Late in the second period, it was Paladins captain Noah Rowe, also in his final Carr-Harris Cup as a senior, who picked up a pass into the slot from Josh Spratt and buried it behind Luke Richardson before jumping into the glass and letting out a yell that sent the RMC fans into hysterics as the second period wound down.
With his counterpart at the other end seemingly otherworldly, it was a quieter night for Luke Richardson, but that meant the ability to bounce back was even more critical.
“As a goalie, you’ve gotta have a short memory. You can’t think on things too hard,” Richardson said. “Once the puck drops, you gotta reset and start from scratch again.”
Both May and Richardson started from scratch in the third, as with both teams feeling each other out, the shots finally slowed down, and the saves kept coming.
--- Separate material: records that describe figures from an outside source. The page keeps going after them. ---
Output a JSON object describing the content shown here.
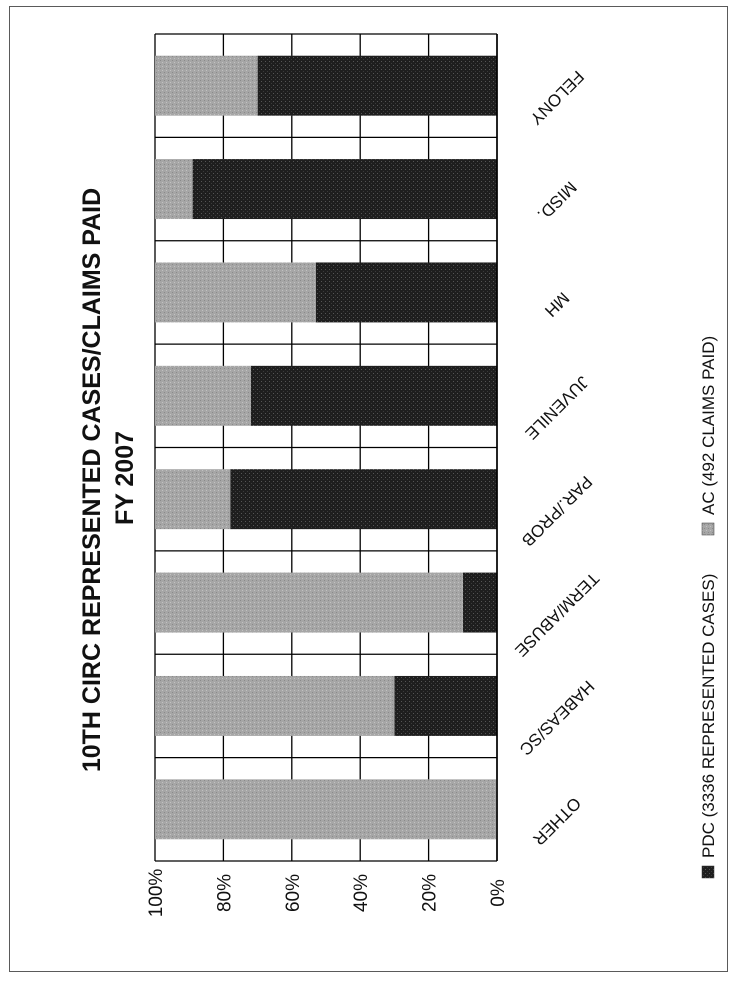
{
  "chart_data": {
    "type": "bar",
    "stacked": true,
    "orientation": "rotated-90",
    "title": "10TH CIRC REPRESENTED CASES/CLAIMS PAID",
    "subtitle": "FY 2007",
    "categories": [
      "FELONY",
      "MISD.",
      "MH",
      "JUVENILE",
      "PAR./PROB",
      "TERM/ABUSE",
      "HABEAS/SC",
      "OTHER"
    ],
    "series": [
      {
        "name": "PDC (3336 REPRESENTED CASES)",
        "color": "#222222",
        "values": [
          70,
          89,
          53,
          72,
          78,
          10,
          30,
          0
        ]
      },
      {
        "name": "AC (492 CLAIMS PAID)",
        "color": "#a8a8a8",
        "values": [
          30,
          11,
          47,
          28,
          22,
          90,
          70,
          100
        ]
      }
    ],
    "ylim": [
      0,
      100
    ],
    "y_ticks": [
      "0%",
      "20%",
      "40%",
      "60%",
      "80%",
      "100%"
    ],
    "grid": true,
    "legend_position": "bottom"
  }
}
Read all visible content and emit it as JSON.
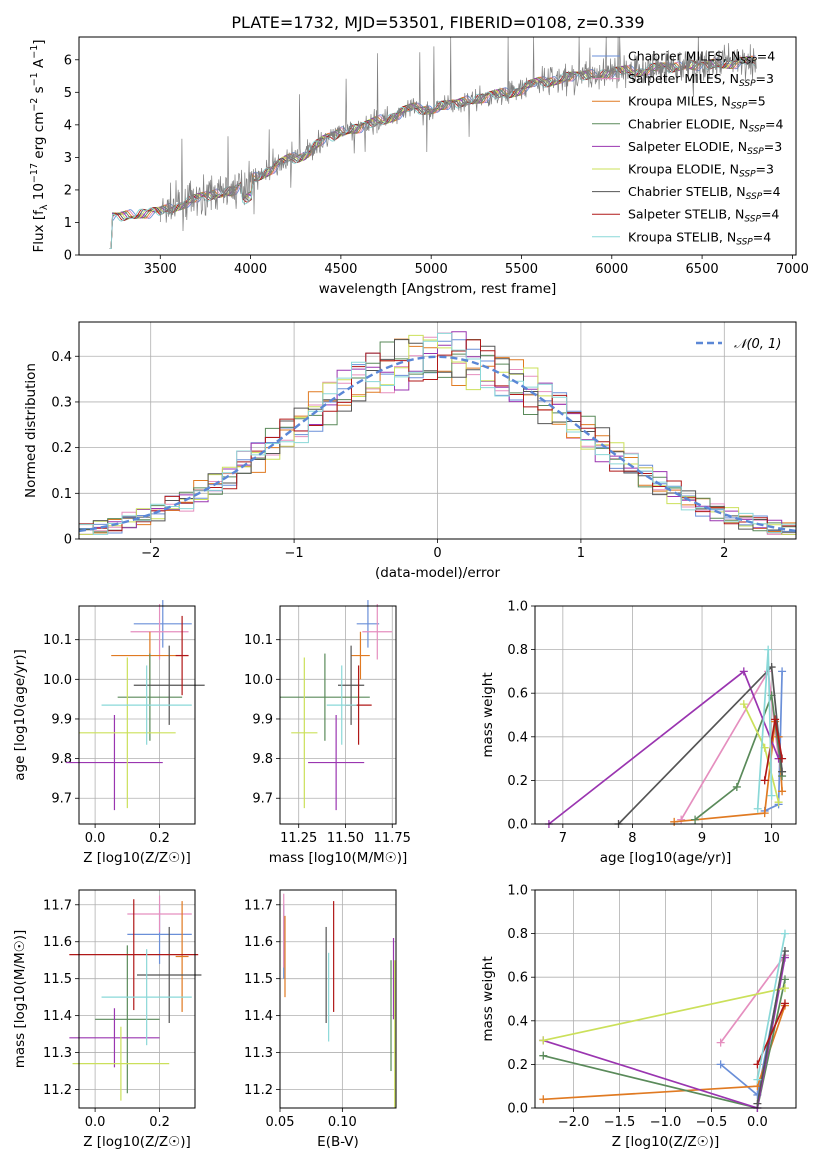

“It’s always the way it is; an RMC goalie makes 50 saves, and we have to find a way to score a goal; it seems to be a theme at the Carr-Harris,” Queen’s coach Brett Gibson said.
No goals came through in the third before it was Robert cashing in and keeping the Queen’s season alive. “I knew we had to get something going and not leave it up to a shootout,” Robert said.
It’s been a difficult season for the Paladins and to lose the chance to eliminate their biggest rival from the playoff race has to especially disappointing, but even the Paladins can acknowledge the level of hockey that took place on Thursday.
“I wish we got the win but other than that; you can’t ask for much more than a 2-1 overtime game. I mean, I wish we got the win, but this was about as good as it gets,” Joey May said.
The Gaels now sit two points back of the Ottawa Gee-Gees for the final playoff spot in the OUA East. To their coach, the message is still pretty simple. “Feet on the ground, you gotta just take it one day at a time,” Gibson said.
After a performance like Thursday, the Gaels have earned the right to play for at least one more night.